Independent researcher Johann Rehberger and others have documented additional issues:
- Remote command execution via indirect prompt injection
- Data exfiltration through the IDE’s browser and URL-reading tools
- The ability to follow hidden instructions embedded with invisible Unicode characters.
These problems allow attackers to exfiltrate secrets from files like .env by tricking the IDE into reading local files and sending their contents to attacker-controlled servers. Experts argue these flaws highlight a broader pattern of AI agents and coding copilots being shipped with weak boundaries and heavy trust assumptions, reminiscent of the lax security culture of the late 1990s.

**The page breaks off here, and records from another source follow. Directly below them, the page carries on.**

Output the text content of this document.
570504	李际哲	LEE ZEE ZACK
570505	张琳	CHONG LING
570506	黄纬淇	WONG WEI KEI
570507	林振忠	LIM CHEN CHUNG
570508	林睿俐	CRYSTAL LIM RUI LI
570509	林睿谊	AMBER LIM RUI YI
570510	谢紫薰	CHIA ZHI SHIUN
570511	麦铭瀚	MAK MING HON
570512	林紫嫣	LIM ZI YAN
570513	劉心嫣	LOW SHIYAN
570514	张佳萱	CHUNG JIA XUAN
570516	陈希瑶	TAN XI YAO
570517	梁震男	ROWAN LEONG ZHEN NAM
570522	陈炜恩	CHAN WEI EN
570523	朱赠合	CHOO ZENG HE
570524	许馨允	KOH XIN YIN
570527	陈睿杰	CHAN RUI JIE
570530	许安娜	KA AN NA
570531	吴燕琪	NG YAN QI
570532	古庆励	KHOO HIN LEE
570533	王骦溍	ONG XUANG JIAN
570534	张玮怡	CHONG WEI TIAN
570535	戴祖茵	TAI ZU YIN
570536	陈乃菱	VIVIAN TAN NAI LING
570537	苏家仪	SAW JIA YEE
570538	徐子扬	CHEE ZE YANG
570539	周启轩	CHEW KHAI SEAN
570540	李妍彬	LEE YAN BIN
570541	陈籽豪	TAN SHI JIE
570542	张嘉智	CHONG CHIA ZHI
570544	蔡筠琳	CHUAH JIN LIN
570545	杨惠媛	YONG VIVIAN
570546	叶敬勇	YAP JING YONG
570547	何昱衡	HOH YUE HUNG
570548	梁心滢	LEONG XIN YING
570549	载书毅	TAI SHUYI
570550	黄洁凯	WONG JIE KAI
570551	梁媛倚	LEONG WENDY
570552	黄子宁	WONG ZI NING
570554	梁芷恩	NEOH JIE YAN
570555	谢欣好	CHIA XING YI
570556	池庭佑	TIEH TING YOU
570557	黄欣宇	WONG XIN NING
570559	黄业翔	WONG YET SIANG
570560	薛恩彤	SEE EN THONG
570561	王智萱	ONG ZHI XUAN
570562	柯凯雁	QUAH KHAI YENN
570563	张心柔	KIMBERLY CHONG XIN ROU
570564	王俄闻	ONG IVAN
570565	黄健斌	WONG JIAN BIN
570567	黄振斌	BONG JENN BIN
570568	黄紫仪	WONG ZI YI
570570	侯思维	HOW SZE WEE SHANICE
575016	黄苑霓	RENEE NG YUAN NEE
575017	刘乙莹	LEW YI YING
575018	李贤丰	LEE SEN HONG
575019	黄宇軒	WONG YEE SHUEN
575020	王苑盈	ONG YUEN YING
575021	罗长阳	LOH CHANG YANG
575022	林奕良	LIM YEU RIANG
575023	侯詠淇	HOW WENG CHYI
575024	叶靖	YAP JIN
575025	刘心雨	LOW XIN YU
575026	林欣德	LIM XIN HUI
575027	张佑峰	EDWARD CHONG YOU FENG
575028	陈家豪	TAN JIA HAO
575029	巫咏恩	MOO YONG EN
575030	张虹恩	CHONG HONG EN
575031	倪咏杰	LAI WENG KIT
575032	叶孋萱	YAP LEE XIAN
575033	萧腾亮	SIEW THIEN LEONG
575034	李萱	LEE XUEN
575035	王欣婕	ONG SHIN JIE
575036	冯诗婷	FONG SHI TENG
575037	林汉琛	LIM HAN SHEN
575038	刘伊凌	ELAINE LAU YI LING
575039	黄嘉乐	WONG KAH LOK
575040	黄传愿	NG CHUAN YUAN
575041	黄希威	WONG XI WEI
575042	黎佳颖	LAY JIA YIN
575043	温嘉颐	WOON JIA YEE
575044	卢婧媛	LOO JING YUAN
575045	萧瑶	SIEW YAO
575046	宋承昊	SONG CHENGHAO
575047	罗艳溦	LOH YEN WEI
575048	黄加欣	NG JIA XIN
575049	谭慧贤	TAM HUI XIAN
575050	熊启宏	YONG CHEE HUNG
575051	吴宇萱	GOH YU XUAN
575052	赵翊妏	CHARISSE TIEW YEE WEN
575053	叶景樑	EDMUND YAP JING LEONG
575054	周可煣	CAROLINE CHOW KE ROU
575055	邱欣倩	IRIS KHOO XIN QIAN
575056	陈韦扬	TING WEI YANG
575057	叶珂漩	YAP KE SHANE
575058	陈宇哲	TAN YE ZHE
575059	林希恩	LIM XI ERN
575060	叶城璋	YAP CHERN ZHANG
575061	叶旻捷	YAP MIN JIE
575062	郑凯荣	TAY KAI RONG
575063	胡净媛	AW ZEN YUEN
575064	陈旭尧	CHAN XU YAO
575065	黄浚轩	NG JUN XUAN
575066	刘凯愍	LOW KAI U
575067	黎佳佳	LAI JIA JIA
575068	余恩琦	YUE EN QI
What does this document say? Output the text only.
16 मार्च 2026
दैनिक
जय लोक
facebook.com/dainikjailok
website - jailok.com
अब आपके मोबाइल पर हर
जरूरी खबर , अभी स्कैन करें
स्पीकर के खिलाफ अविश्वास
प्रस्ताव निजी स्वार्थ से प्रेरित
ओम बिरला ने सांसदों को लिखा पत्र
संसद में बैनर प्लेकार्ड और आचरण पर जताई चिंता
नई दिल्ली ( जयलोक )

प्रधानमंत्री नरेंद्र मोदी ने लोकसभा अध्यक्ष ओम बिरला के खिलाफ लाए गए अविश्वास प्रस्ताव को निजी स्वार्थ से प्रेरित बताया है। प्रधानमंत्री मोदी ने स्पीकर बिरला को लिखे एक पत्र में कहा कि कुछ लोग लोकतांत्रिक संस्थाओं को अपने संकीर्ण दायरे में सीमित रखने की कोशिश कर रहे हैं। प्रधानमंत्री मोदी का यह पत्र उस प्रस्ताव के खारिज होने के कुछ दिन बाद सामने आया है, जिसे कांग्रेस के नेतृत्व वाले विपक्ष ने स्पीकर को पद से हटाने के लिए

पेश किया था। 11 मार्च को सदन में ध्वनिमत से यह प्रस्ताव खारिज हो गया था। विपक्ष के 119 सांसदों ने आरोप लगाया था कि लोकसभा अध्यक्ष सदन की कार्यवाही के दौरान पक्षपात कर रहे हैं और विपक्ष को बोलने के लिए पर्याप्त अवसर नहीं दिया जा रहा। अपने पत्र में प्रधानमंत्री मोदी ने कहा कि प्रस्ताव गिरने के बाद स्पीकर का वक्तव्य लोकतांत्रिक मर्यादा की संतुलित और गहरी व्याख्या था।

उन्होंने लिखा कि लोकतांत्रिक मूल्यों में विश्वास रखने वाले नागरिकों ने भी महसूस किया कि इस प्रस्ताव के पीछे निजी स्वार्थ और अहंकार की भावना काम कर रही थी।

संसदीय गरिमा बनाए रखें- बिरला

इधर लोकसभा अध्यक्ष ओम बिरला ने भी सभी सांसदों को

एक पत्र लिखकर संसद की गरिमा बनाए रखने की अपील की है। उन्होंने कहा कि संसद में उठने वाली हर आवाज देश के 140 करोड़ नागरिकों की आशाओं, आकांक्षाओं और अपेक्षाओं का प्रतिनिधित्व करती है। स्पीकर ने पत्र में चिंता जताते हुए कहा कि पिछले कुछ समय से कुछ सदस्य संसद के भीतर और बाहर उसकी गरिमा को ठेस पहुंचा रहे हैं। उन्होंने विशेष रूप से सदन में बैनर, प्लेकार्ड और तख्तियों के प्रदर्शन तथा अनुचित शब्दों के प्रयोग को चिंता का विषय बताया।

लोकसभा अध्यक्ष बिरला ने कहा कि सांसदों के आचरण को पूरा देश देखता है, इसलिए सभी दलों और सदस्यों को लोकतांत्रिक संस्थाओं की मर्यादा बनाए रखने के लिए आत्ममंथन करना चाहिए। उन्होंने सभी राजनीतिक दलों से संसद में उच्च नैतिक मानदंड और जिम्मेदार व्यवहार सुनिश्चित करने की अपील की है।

Some recommend that developers temporarily avoid Antigravity or at least disable auto-execution features and treat AI agents as untrusted until vendors harden their designs and improve testing.
In the meantime, Google has listed data exfiltration and prompt-injection-based code execution as “known issues” on its bug reporting portal and characterized some behavior patterns as “intended,” but has not shipped a comprehensive patch as of late November 2025.
Researchers note that some of these vulnerabilities were already known in Windsurf months before Google licensed it, raising questions about why Antigravity launched without mitigations.